It seems there's an entire history of Glasgow which no one never knew existed until someone starts putting up plaques about it. And once there are plaques, it must be real, right? This one is by the abandoned railway station in the city's Botanic Gardens, and there are about a dozen similar Glaikit plaques in all at various points around the city.

#glasgow #glasgowhistory #triffids #glasgowbotanicgardens #glaikit #plaques #streetart #flashfiction #streetfiction

@thisismyglasgow We visited your lovely city this past summer and thought the abandoned station in the gardens was extremely cool. At the time we didn't realize how cool!

@thisismyglasgow OCR-ed the text for anyone who can't read it (including me on my potato phone) #altText4You

The Research Institute For Flora-based Invasion Defences

From September 1939 until April 1943, the now-abandoned railway station you can see here was home to a top secret military research facility. Its aim was to develop plants which could be used to help defend Britain against an attempted invasion by Germany. -

The most controversial aspect of this work was the collection of carnivorous plants from around the world which were then cross-bred and artificially selected in an attempt to produce ones capable of killing and eating any enemy soldiers who stumbled into them. The plan was to distribute such plants along British coastlines where they would act as both

a defence against, and a deterrent to, any invading forces.

The institute was closed after several of the plants it was developing escaped into the & surrounding streets where they consumed eight cats, five dogs, twelve drunken revellers and two small children, who really should have been tucked up safe in bed, before they were finally recaptured several weeks later. The plants created by the researchers were destroyed, but various wild-caught sundews, pitcher plants and venus flytraps were incorporated into the collection of the Glasgow Botanic Gardens where they remain to this day.
The writer John Wyndham worked in the facility for a short time in 1942 and he used this experience as the basis for his best-known novel "The Day of the Triffids". He even named the eponymous carnivorous plants in the book after the acronym for the institute where he'd once served.

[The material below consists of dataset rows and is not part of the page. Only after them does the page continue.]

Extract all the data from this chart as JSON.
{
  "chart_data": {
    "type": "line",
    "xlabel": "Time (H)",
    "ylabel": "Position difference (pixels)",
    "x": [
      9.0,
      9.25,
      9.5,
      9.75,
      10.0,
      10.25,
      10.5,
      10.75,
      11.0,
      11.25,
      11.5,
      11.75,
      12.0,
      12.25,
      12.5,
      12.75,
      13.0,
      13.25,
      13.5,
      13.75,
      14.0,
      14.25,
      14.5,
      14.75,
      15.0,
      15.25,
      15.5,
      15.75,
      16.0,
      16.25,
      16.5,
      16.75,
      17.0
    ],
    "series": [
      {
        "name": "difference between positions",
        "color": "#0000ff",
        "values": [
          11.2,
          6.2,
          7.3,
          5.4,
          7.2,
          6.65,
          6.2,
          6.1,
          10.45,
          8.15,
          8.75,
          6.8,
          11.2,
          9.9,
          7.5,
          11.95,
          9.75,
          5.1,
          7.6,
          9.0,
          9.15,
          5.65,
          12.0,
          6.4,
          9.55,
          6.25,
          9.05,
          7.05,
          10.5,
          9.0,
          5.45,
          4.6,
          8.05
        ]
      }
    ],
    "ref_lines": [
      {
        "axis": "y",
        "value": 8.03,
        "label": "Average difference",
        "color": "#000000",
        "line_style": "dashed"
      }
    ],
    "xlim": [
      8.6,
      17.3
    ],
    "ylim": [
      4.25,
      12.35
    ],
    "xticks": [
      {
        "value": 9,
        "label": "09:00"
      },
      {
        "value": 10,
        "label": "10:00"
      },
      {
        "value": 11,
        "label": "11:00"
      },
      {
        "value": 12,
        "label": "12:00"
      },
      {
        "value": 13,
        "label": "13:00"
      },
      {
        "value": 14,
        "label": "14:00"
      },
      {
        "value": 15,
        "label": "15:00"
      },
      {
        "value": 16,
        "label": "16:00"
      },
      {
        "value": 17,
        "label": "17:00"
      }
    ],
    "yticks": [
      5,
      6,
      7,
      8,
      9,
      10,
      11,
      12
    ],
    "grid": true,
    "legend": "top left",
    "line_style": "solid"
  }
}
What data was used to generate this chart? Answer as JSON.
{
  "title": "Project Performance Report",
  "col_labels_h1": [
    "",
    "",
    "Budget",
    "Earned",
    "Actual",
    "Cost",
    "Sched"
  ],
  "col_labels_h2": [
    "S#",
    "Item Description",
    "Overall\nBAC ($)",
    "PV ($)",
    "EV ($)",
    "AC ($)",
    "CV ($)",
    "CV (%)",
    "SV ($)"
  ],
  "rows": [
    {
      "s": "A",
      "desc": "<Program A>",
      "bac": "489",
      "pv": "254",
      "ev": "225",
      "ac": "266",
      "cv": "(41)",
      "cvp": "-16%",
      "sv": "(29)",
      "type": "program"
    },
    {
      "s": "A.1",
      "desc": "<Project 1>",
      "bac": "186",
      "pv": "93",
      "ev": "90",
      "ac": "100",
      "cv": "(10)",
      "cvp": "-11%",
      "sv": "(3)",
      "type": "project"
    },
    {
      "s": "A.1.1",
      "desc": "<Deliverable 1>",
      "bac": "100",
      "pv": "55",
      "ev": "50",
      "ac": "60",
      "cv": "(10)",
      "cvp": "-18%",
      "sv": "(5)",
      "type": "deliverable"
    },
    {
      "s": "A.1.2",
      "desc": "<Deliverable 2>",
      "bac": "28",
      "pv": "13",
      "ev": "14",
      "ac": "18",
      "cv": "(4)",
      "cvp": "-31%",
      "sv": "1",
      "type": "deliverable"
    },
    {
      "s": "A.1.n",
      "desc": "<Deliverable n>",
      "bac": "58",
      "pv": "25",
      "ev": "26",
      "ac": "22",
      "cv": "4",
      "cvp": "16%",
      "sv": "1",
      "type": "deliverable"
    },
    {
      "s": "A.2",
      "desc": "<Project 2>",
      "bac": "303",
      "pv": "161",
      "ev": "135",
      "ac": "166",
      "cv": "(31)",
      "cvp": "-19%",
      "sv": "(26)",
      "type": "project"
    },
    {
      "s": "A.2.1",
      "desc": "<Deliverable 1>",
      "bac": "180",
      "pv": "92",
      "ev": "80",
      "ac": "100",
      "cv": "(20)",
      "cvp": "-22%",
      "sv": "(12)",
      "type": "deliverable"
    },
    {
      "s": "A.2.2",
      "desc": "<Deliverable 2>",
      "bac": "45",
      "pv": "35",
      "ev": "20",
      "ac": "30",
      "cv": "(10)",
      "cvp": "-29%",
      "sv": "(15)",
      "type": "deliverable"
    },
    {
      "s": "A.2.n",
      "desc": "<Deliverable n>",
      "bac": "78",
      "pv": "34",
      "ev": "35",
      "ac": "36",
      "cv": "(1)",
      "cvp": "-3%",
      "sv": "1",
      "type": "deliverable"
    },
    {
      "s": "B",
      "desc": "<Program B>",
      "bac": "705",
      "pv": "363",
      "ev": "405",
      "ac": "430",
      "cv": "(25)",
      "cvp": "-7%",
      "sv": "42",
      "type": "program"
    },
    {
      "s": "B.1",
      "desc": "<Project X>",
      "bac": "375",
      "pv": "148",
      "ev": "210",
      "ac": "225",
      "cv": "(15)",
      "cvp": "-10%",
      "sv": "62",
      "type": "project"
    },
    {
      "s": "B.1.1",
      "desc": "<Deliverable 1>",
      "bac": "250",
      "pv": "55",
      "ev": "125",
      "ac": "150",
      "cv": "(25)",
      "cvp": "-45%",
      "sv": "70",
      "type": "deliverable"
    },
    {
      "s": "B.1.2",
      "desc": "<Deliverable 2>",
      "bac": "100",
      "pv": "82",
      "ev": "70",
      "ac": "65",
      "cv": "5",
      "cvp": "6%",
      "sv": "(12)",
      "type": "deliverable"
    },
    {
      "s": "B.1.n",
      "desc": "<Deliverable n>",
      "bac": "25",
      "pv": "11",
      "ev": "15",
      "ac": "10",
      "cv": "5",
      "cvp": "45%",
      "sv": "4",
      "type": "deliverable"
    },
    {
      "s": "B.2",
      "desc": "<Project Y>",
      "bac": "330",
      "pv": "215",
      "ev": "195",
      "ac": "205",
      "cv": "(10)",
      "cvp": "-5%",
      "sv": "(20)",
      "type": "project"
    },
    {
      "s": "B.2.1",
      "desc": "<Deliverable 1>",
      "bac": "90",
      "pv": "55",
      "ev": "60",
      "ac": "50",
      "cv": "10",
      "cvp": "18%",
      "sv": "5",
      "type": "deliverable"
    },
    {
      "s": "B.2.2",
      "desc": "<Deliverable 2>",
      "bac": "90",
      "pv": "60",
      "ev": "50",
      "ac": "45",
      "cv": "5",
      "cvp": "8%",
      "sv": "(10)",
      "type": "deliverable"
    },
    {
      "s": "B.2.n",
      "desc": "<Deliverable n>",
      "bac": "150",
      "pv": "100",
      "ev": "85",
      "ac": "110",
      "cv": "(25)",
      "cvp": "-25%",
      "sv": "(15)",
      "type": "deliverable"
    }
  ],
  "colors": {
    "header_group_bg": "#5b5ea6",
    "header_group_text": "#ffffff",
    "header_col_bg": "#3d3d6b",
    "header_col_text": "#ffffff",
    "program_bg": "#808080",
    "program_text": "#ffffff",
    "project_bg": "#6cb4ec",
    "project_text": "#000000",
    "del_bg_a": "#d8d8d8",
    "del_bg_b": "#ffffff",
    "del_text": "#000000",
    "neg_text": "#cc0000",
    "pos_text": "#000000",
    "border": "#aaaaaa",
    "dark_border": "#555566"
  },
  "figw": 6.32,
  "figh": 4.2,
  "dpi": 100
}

This plaque was erected by the Glasgow Information and Kultural Identity Taskforce (GlalIKIT).

www.glaikit.scot

@stib

From http://glaikit.scot/
"All the stories we feature in our guide are researched in great detail. Well, maybe researched isn’t the best word for what we do. We spend a lot of time in the pubs of Glasgow listening to the stories people tell us so we’ll buy them free drinks. We then spend literally minutes verifying what we hear (usually by asking someone else in the same pub). ..." 😂

@thisismyglasgow

@thisismyglasgow would be even more excellent with all the words copied into the ALT
@thisismyglasgow there is (or used to be) a funny commemorative plaque with something about a mysterious cycling man cutting a ribbon on an electric transformer building near Battlefield roundabout.
@thisismyglasgow so, triffids did not come from outer space then? and the novel must have been just a cover for _this_?!
@tivasyk To be fair, if you read the original book, it never says that Triffids came from Outer Space. That was just the 1960s movie (I think). Instead, the book postulates they originated in a Soviet research laboratory. The cover up is that they really came from a British research lab! 🤣
@thisismyglasgow i do need to reread! because in my memory the infestation was linked to that meteor shower… :-/
@tivasyk In the book, the plant first appeared being farmed in the Soviet Unionn but then accidently got spread around the world. At this point, they started getting farmed for their oil. All the meteor shower did was blind humanity, and the triffids took full advantage of this to break out of their farms and hunt the humans. In the 1963 film, the emergence of the triffids is much more tied to the meteor shower rather than genetic engineering.
@thisismyglasgow that is strange since i don't think i ever watched the 1963 movie… however, i'm pretty sure the first time i read the novel was back in ussr and translated into russian… and that translation of course could never contain any negative mention of ussr as the source of the infestation, so… that must be why my memory is unclear. definitely, a reread is long due.
@tivasyk That would make a lot of sense. Trofim Lysenko, who believed in Lamarkian Evolution over Natural Selection, held a lot of power in Russia in the 1940s and I've often wondered if Day of the Triffids was, in part, a warning against the danger of his anti-scientific beliefs (which eventually led to a famine in Russia that killed millions).